У меня уходит куча времени на то, чтобы проделать четвертую часть пути, и тут я слышу чей-то разговор. Вижу открытую, никем не охраняемую дверь и разбираю два голоса. Первый я узнаю сразу же, это моя мама, а другой кажется мне знакомым лишь смутно – это, должно быть, кто-то из докторов. Их слова поначалу ставят меня в тупик: они говорят о моем отце. В последний раз я видела его в трехлетнем возрасте, а это означает, что я его совершенно не помню. И все же мама беседует о нем с каким-то случайным доктором.

– И он не подошел к телефону, – говорит она. – Я позвонила всюду, куда только могла, но так и не выяснила, где он с тех пор обретается. У меня нет об этом ни малейшего представления. Может, он снова очутился на улице и спит под мостом. Да, возможно, так оно и есть. Не знаю. Никто не спешит оповестить меня о нем.

– Ему ставили какой-либо диагноз? Он вам ничего такого не говорил?

– Не говорил, – вздыхает она и надолго замолкает.

Я ошиваюсь совсем недалеко от двери и гадаю, чувствует ли она мое присутствие здесь. Затем мама снова начинает говорить, рассказывать доктору вещи, о которых не удосужилась поведать мне. Своей собственной дочери. О моем собственном отце.

– Он никогда ничего не говорил мне об этом.
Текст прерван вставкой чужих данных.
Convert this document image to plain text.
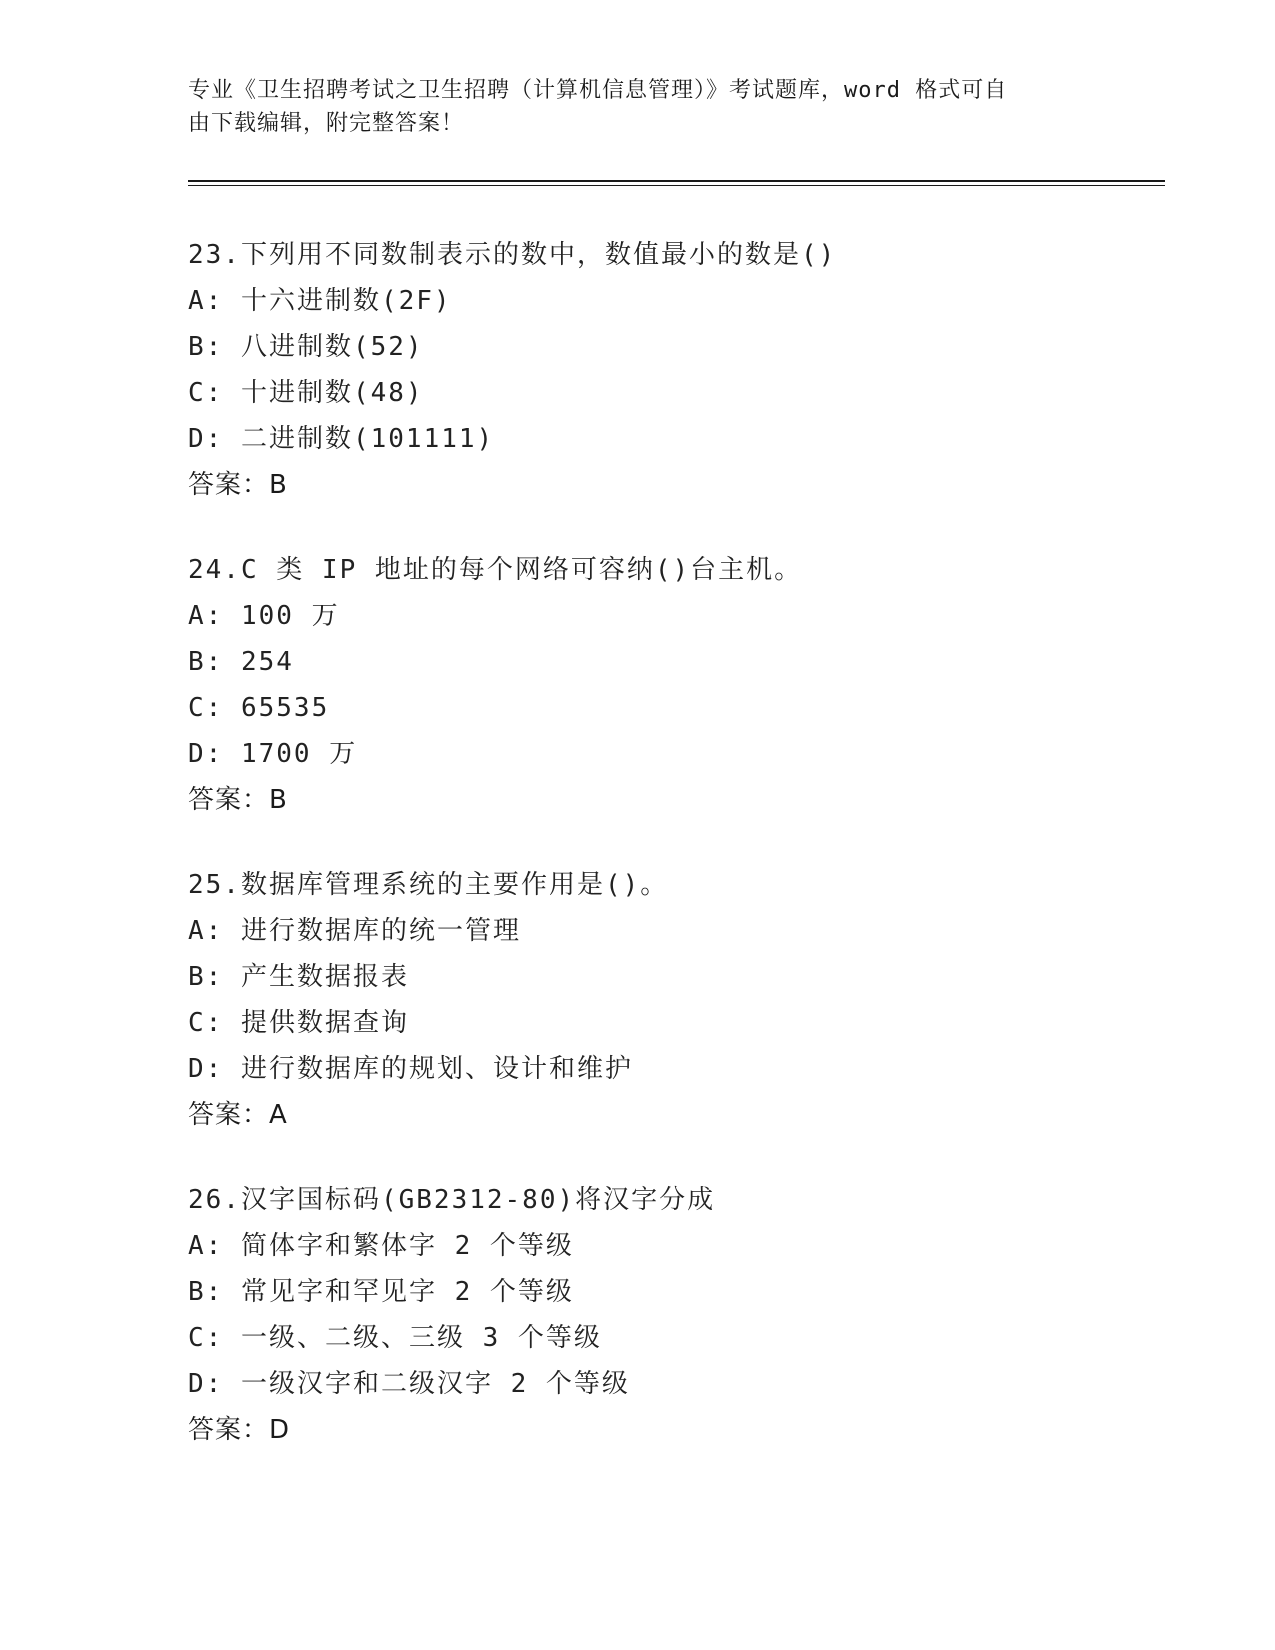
专业《卫生招聘考试之卫生招聘（计算机信息管理）》考试题库，word 格式可自
由下载编辑，附完整答案！
23.下列用不同数制表示的数中，数值最小的数是()
A: 十六进制数(2F)
B: 八进制数(52)
C: 十进制数(48)
D: 二进制数(101111)
答案：B
24.C 类 IP 地址的每个网络可容纳()台主机。
A: 100 万
B: 254
C: 65535
D: 1700 万
答案：B
25.数据库管理系统的主要作用是()。
A: 进行数据库的统一管理
B: 产生数据报表
C: 提供数据查询
D: 进行数据库的规划、设计和维护
答案：A
26.汉字国标码(GB2312-80)将汉字分成
A: 简体字和繁体字 2 个等级
B: 常见字和罕见字 2 个等级
C: 一级、二级、三级 3 个等级
D: 一级汉字和二级汉字 2 个等级
答案：D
Но он принимал какое-то лекарство. От него остался пузырек. И позже я его нашла. И подумала, а это от чего? Пришлось поинтересоваться, что в нем было. Оказалось, антипсихотическое средство. Наверное, у него была шизофрения. Как он мог не поставить меня в известность об этом? Я знаю, шизофрения может передаваться по наследству. Доктор, что касается Лорен, она еще, конечно, слишком молода, но как вы считаете…

Я не узнала, о чем шла речь дальше, потому что меня взяла под локоть санитарка и спросила:

– Вы заблудились? Хотите посидеть? – Она говорила достаточно громко, и в дверях сразу показались мама, и доктор, и медсестра. Сюда же шаркающей походкой забрел один из пациентов, появились какие-то другие люди в больничной одежде, они видели меня и знали, что я все слышала.

Мама выглядит испуганной.

– Лорен, тебе что-то нужно? – спрашивает доктор. Я не знаю ее имени, но она знает мое.

– Мама, я хотела спросить… – Я перевожу взгляд на маму. По всей вероятности, она считает моего болтающегося неведомо где, предположительно бездомного отца сертифицированным психом, и эту крохотную деталь она скрывала от меня всю мою жизнь.

– Подвеска. Такая серая. Ты не могла бы принести мне из дома еще и ее?

Она смотрит на доктора. Та кивает. Тогда она снова поворачивается ко мне и говорит, что, конечно, поищет ее и принесет вместе с остальными вещами завтра же.

– Лорен, а ты… – начинает мама, но стоящая рядом с ней женщина отрицательно качает головой. – До завтра Лорен, солнышко, – прощается мама.

Я тоже киваю и медленно иду обратно по коридору, а потом долго пялюсь на стену, сидя на неудобном, можно сказать, антигуманном виниловом стуле.